China and Tibet Skirmish at a Film Festival

The New York Times has more on the Chinese government’s efforts to censor a documentary about Tibet at the Palm Springs Film Festival:

The current wrangle is only the most recent protest by Chinese officials that the arts, and film specifically, are being used as a weapon to meddle in their internal affairs. In August, two American filmmakers were blocked from traveling to China to present their documentary about the more than 5,000 children in Sichuan Province who died when a 2008 earthquake caused numerous schools to collapse. Computer hackers and demonstrators took aim at the Melbourne International Film Festival in Australia in July to protest its screening of a documentary about a leader of Muslim Uighurs in the Xinjiang region of northwest China, where some 200 people were killed in ethnic violence last summer. And at last fall’s Frankfurt Book Fair, a diplomatic struggle emerged over the fair’s invitation to two dissident Chinese writers to speak at its official program honoring China.

Darryl Macdonald, the director of the Palm Springs festival, said in an interview that the Chinese consul general in Los Angeles traveled to the desert city on Wednesday. The official told him that the directors of the two films, rather than the Chinese government, which financed the films, had decided that they would not allow their work to be screened unless the festival canceled its scheduled showing of “The Sun Behind the Clouds: Tibet’s Struggle for Freedom.”

That documentary, by Ritu Sarin and Tenzing Sonam, follows the Dalai Lama over a year through protests over the status of Tibet that were timed to coincide with preparations for the Beijing Olympics.
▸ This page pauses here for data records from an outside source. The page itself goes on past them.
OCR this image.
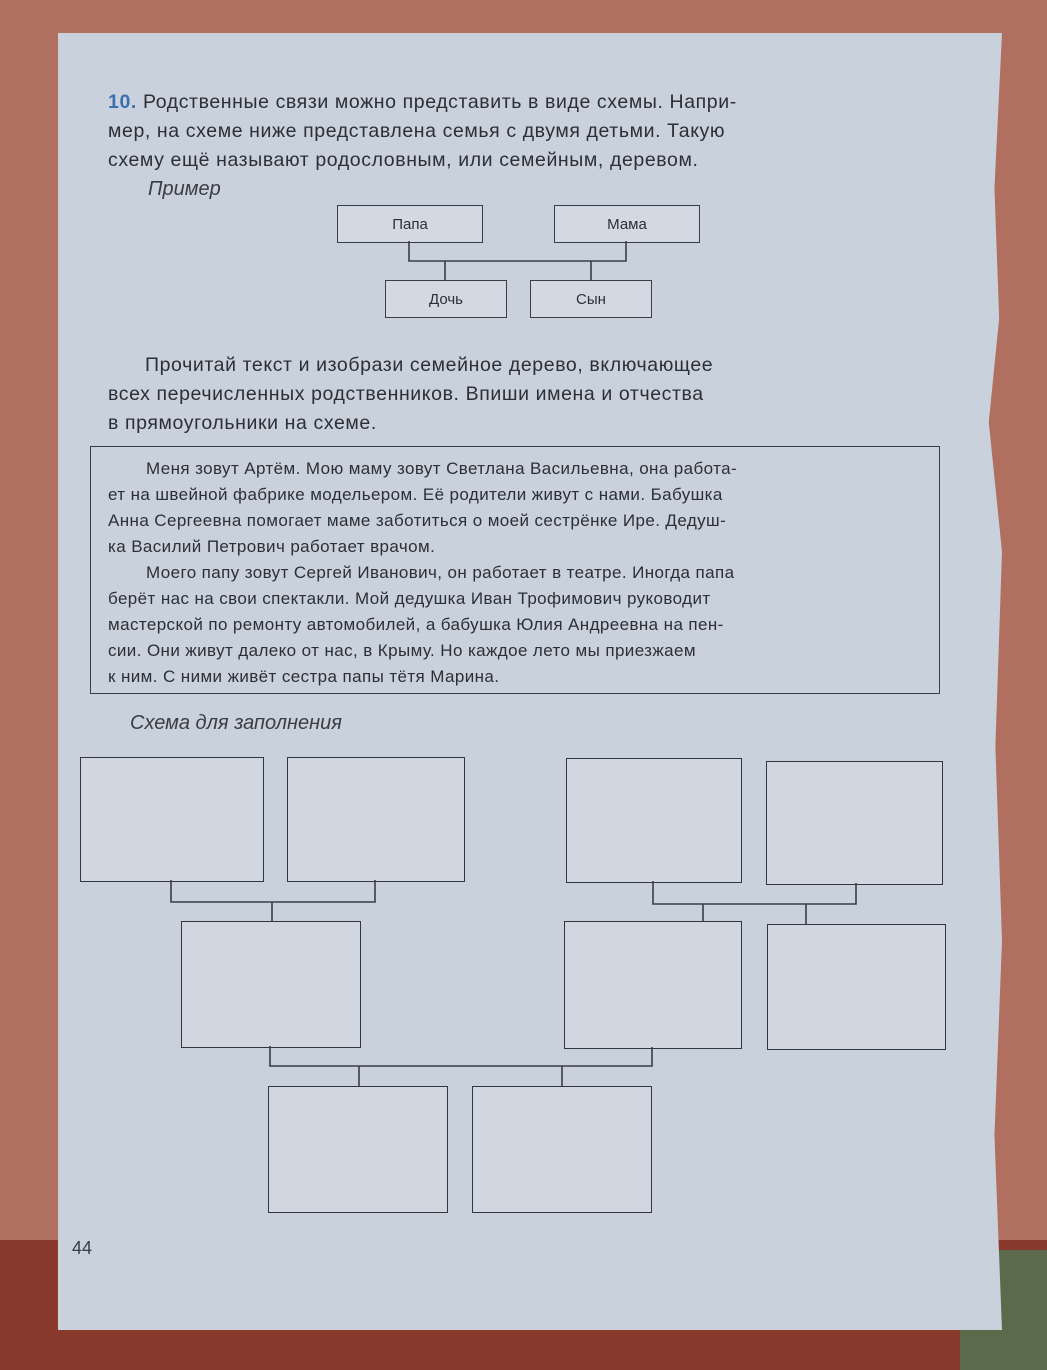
10. Родственные связи можно представить в виде схемы. Напри-
мер, на схеме ниже представлена семья с двумя детьми. Такую
схему ещё называют родословным, или семейным, деревом.
Пример
Папа	Мама
Дочь	Сын
Прочитай текст и изобрази семейное дерево, включающее
всех перечисленных родственников. Впиши имена и отчества
в прямоугольники на схеме.
Меня зовут Артём. Мою маму зовут Светлана Васильевна, она работа-
ет на швейной фабрике модельером. Её родители живут с нами. Бабушка
Анна Сергеевна помогает маме заботиться о моей сестрёнке Ире. Дедуш-
ка Василий Петрович работает врачом.
Моего папу зовут Сергей Иванович, он работает в театре. Иногда папа
берёт нас на свои спектакли. Мой дедушка Иван Трофимович руководит
мастерской по ремонту автомобилей, а бабушка Юлия Андреевна на пен-
сии. Они живут далеко от нас, в Крыму. Но каждое лето мы приезжаем
к ним. С ними живёт сестра папы тётя Марина.
Схема для заполнения
44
The Chinese officials “repeatedly said the assertions presented in ‘The Sun Behind the Clouds’ were all lies, and they reminded us that the United States government had an official position that Tibet is a part of China,” Mr. Macdonald said. “I told them that we have freedom of expression in this country, and that we would not allow any foreign country to dictate what films we should or should not play.”